Rice film series to feature East German ‘Westerns’

FROM RICE NEWS STAFF REPORTS

As part of its film series ”Kino-Dienstag,” the Department of German Studies will screen three films made in the former East Germany that are set in the U.S. West. This semester, the series focuses on “Westerns From the Wild East: Re-writing the Hollywood Genre in East Germany of the 1960s and the 1970s.”

   
All three films that will be shown deal with traditional Western themes,
which gained popularity among younger audiences behind the Iron
Curtain.

All three films that will be shown deal with traditional Western themes, which gained popularity among younger audiences behind the Iron Curtain. Like the famous spaghetti Westerns, these films were created far from the American West by Communist East Germany’s legendary DEFA Film Studios. Turning the traditional American cowboy movies on their head, these stories make the Native Americans the heroes and cast the U.S. Army and white settlers as villains.

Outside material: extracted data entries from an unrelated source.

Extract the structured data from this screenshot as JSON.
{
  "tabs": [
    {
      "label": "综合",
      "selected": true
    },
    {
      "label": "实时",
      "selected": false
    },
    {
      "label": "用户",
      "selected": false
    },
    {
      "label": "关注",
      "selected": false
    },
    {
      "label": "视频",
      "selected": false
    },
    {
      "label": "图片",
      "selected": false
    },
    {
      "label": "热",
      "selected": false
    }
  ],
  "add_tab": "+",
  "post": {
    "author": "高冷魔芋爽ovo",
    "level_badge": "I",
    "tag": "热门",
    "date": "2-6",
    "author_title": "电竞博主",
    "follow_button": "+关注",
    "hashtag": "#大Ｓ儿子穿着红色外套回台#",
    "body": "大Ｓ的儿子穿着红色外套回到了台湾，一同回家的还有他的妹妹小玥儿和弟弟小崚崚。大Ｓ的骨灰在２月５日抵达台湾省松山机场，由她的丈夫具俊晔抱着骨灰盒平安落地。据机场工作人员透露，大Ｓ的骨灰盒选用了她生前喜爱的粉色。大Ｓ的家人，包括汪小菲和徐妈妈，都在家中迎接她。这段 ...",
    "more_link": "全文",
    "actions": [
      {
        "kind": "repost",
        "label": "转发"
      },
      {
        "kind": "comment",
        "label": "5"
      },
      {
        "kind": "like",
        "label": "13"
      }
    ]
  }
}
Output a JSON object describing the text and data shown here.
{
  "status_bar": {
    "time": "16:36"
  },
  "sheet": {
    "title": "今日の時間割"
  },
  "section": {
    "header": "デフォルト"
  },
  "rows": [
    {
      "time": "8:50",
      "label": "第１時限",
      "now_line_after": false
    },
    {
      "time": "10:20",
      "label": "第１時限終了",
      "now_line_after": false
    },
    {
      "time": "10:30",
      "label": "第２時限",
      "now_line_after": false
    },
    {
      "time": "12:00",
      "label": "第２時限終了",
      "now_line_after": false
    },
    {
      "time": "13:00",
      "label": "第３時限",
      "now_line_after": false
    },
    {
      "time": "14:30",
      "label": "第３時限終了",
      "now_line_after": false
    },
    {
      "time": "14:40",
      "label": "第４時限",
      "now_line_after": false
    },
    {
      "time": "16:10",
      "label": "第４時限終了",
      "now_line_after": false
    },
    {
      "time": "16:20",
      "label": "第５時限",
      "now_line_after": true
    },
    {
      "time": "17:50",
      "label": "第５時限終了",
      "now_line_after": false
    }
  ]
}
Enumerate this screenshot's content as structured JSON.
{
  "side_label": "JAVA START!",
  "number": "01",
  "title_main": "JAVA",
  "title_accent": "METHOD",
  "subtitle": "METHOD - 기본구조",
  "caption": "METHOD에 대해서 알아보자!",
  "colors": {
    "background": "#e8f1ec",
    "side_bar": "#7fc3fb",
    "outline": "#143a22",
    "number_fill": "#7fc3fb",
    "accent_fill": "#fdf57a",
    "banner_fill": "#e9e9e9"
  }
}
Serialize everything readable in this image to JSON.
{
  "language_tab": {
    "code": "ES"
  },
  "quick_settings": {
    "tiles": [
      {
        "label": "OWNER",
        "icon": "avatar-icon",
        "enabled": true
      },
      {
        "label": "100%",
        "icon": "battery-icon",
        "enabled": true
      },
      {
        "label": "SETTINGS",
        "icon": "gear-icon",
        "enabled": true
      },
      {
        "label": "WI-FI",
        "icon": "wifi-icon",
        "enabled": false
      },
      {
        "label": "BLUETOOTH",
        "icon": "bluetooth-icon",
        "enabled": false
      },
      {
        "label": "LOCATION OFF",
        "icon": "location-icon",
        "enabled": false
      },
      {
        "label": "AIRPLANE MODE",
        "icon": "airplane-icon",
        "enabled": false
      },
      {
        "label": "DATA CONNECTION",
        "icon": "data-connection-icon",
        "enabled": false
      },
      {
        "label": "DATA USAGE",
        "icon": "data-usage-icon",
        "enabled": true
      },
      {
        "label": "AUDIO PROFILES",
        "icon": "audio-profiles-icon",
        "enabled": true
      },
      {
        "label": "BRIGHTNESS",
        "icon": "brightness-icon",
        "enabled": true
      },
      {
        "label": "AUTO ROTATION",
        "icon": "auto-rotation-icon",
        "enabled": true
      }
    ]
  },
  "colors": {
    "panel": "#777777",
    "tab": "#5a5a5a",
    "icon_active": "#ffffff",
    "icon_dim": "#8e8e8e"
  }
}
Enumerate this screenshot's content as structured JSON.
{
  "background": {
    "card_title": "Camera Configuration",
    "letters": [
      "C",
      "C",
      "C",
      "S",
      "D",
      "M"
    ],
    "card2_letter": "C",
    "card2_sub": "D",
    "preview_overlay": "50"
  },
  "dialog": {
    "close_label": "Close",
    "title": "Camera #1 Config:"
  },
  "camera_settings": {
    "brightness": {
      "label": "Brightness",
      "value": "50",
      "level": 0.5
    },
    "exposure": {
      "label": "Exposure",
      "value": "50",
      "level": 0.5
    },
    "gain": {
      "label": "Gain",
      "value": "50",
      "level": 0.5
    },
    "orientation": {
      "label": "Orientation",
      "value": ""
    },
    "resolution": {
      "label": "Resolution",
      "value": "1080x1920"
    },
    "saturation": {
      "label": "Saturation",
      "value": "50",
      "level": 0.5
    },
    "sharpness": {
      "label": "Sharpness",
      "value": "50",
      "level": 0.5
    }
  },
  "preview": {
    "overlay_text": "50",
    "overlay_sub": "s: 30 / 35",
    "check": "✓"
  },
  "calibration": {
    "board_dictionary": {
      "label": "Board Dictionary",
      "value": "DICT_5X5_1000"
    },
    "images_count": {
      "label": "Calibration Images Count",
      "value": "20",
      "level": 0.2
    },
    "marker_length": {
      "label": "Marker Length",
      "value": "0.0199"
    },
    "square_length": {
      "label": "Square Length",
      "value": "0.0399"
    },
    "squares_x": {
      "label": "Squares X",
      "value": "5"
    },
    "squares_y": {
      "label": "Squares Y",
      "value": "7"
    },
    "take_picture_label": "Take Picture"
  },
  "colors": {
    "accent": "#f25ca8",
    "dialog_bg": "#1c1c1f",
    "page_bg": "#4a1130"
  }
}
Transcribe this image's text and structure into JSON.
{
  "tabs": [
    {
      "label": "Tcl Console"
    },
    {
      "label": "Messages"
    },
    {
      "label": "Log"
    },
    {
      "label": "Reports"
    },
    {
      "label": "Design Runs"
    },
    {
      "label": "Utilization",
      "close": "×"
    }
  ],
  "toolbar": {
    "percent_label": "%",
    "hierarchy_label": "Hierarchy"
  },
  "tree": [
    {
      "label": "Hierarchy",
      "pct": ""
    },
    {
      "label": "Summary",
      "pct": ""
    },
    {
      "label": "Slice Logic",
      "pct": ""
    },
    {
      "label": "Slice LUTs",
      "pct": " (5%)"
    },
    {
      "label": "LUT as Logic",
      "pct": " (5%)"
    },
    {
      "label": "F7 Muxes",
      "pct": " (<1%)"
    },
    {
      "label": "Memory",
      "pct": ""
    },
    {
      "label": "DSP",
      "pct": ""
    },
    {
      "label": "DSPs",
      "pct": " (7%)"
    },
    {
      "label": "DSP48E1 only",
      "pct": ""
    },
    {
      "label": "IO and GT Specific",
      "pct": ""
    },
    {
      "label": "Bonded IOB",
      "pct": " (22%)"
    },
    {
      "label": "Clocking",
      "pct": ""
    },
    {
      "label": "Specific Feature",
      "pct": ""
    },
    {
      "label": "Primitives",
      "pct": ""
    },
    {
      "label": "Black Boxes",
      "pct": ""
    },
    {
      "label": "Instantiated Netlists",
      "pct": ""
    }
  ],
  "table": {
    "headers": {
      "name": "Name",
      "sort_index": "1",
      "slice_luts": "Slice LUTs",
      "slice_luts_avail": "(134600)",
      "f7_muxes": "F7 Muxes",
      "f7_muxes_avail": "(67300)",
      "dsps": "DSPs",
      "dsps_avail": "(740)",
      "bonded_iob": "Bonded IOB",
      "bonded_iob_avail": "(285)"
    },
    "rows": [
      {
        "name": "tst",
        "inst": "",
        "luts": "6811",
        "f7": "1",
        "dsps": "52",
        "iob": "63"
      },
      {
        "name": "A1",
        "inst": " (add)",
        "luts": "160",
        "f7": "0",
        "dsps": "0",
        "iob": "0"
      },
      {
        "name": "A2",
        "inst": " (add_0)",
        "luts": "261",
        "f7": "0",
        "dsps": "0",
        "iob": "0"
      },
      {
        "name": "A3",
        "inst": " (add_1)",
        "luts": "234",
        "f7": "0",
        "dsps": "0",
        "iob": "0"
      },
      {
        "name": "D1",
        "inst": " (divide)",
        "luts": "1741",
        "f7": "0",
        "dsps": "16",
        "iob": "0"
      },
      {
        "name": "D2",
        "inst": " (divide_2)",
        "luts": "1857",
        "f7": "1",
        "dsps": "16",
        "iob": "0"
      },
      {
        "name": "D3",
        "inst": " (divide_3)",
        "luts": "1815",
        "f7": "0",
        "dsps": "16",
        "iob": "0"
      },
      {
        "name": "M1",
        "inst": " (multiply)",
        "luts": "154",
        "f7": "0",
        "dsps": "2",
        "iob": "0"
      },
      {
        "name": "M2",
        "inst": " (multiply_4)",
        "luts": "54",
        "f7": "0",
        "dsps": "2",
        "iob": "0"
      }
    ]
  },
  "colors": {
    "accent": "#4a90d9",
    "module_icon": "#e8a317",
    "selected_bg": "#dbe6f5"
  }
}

The films are thus examples for the quick adaptation of the classical Hollywood genre for ideological purposes in the heyday of the Cold War.

The first film, “The Sons of Great Bear” (Joseph Mach, 1964), will be shown Sept. 6 at 7 p.m. in Rayzor Hall, Room 123. On Oct. 4, the series will feature “Chingachgook: The Great Sneak” (R. Groschopp, 1967) at 7 p.m. in the Humanities Building, Room 117. The series ends Nov. 8 at 7 p.m. with “Apaches” (Gottfried Kolditz, 1973), also in the Humanities Building, Room 117.

The series is free and open to Rice students, faculty and staff. All films will be shown in their original German with English subtitles.